Ayer fiesta de Santiago patrono de España, se fue de este mundo el Padre Jorge “Cuacua” Méndez. Fue sacerdote durante doce años y durante nueve años de su sacerdocio padeció de un tumor en el cerebro que, aunque no era maligno, por su ubicación se comportaba como tal.
El Padre Cuacua era un sacerdote al que sólo vi una vez, pero que conozco por las historias de mis hermanos de cuando este era capellán del Colegio Monte VI. Era muy querido por todos aquellos que lo conocían y lo trataban. Mis hermanos siempre hablan de cuando jugaba al fútbol con ellos en los recreos. Tanto lo querían en casa, que mis últimos dos hermanos que se casaron querían pedirle a él que los casara, pero no pudo ser, ya que hace dos años atrás (cuando se caso el primero de ellos) ya estaba mal. Mi madre me contaba hoy de cuando se lo encontraba corriendo por el Parque Batlle con una remera de Peñarol. Era muy deportista, aun estando mal, salía para hacer deporte.

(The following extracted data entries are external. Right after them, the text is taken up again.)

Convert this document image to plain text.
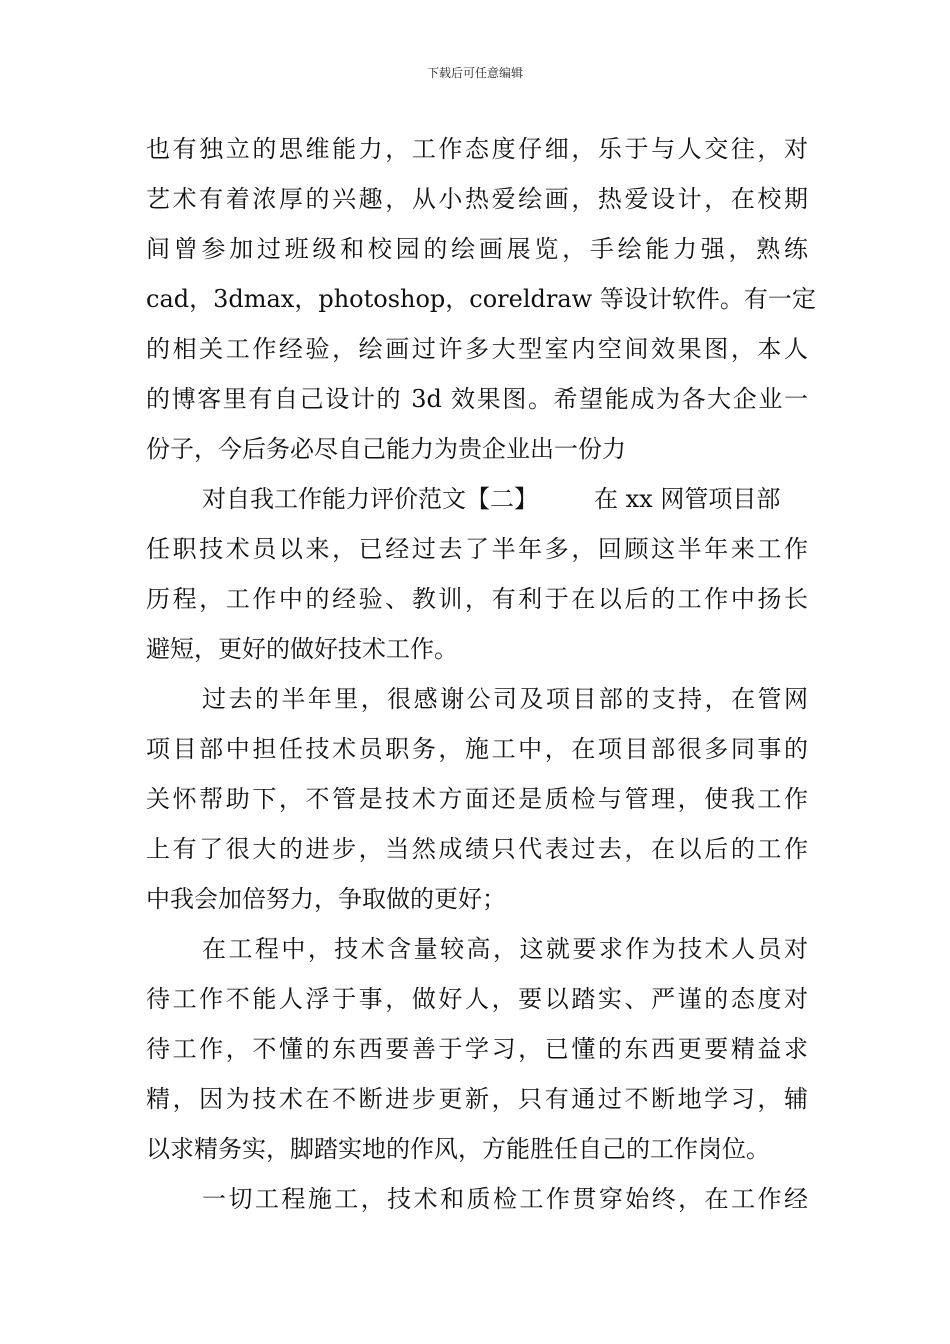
下载后可任意编辑
也有独立的思维能力，工作态度仔细，乐于与人交往，对
艺术有着浓厚的兴趣，从小热爱绘画，热爱设计，在校期
间曾参加过班级和校园的绘画展览，手绘能力强，熟练
cad，3dmax，photoshop，coreldraw 等设计软件。有一定
的相关工作经验，绘画过许多大型室内空间效果图，本人
的博客里有自己设计的 3d 效果图。希望能成为各大企业一
份子，今后务必尽自己能力为贵企业出一份力
对自我工作能力评价范文【二】 在 xx 网管项目部
任职技术员以来，已经过去了半年多，回顾这半年来工作
历程，工作中的经验、教训，有利于在以后的工作中扬长
避短，更好的做好技术工作。
过去的半年里，很感谢公司及项目部的支持，在管网
项目部中担任技术员职务，施工中，在项目部很多同事的
关怀帮助下，不管是技术方面还是质检与管理，使我工作
上有了很大的进步，当然成绩只代表过去，在以后的工作
中我会加倍努力，争取做的更好；
在工程中，技术含量较高，这就要求作为技术人员对
待工作不能人浮于事，做好人，要以踏实、严谨的态度对
待工作，不懂的东西要善于学习，已懂的东西更要精益求
精，因为技术在不断进步更新，只有通过不断地学习，辅
以求精务实，脚踏实地的作风，方能胜任自己的工作岗位。
一切工程施工，技术和质检工作贯穿始终，在工作经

En la Capilla de la Misericordia a las 14:30 se hizo una Misa de cuerpo presente. No era la primera vez que iba a este tipo de celebración, pero igual me impresionó mucho pasar por el costado del cajón en el momento de la comunión, y se me empezaron a caer las lágrimas.
El Padre Enrique era el que celebraba la misa y con él concelebraban 6 sacerdotes más. La Capilla estaba repleta de familiares, amigos y gente que casi ni lo conocían, como yo, pero que rezaron por él durante su enfermedad.

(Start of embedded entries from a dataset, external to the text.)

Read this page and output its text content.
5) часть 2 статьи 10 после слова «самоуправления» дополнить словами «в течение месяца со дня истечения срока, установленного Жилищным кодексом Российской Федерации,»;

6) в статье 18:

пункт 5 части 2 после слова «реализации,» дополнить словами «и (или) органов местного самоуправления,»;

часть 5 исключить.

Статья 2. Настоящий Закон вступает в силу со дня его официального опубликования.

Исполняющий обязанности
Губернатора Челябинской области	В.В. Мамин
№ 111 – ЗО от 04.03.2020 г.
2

La homilía fue corta y muy emotiva. En ella el Padre Enrique nos contó algunas cosas de Cuacua, por ejemplo, el amor que tenía por la Santa Misa y cómo le dolía no poder celebrarla cuando su enfermedad no se lo permitía. Con qué fuerzas rezaba por las vocaciones sacerdotales.
Cuando Cuacua se ordenó sacerdote, el Padre Enrique quería que le dejaran de llamar así y que le pasaran a llamar Padre Jorge, pero no lo logró, en parte porque el mismo Padre Jorge quería que le llamaran por su sobrenombre.

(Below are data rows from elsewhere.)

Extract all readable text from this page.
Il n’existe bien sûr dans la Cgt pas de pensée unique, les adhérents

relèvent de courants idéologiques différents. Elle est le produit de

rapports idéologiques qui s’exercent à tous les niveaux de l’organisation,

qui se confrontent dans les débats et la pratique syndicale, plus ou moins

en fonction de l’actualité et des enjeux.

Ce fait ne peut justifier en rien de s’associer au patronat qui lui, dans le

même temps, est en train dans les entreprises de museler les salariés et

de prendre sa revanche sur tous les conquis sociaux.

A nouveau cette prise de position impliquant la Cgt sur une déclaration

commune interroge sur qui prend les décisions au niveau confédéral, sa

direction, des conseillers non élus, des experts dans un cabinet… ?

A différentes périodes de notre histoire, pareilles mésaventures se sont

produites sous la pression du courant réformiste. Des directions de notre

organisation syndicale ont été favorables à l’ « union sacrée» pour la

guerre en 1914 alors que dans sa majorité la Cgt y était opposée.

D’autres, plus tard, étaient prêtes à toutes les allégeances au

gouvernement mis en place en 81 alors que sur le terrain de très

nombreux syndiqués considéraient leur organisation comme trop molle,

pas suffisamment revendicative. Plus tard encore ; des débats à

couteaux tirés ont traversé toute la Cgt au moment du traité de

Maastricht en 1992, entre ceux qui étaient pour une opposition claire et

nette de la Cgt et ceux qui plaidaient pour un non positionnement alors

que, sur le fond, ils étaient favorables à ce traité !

Me llamó la atención en ese momento, y aún ahora, cómo cambiaba mi ánimo durante la homilía. Había momentos en los que reía, otros en los que lloraba. No entendía cómo me puse a llorar por una persona a la que sólo vi una vez, de la cual no recordaba su rostro y cuya voz no conocía.
Me emocionó de manera especial ver al Padre Enrique con los ojos llenos de lágrimas cuando trasladó, junto con los otros sacerdotes, el ataúd hasta la puerta de la Capilla, para que, al salir, la gente se pudiera despedir del Padre Cuacua.
Se fue, como me dijo un amigo, un grande.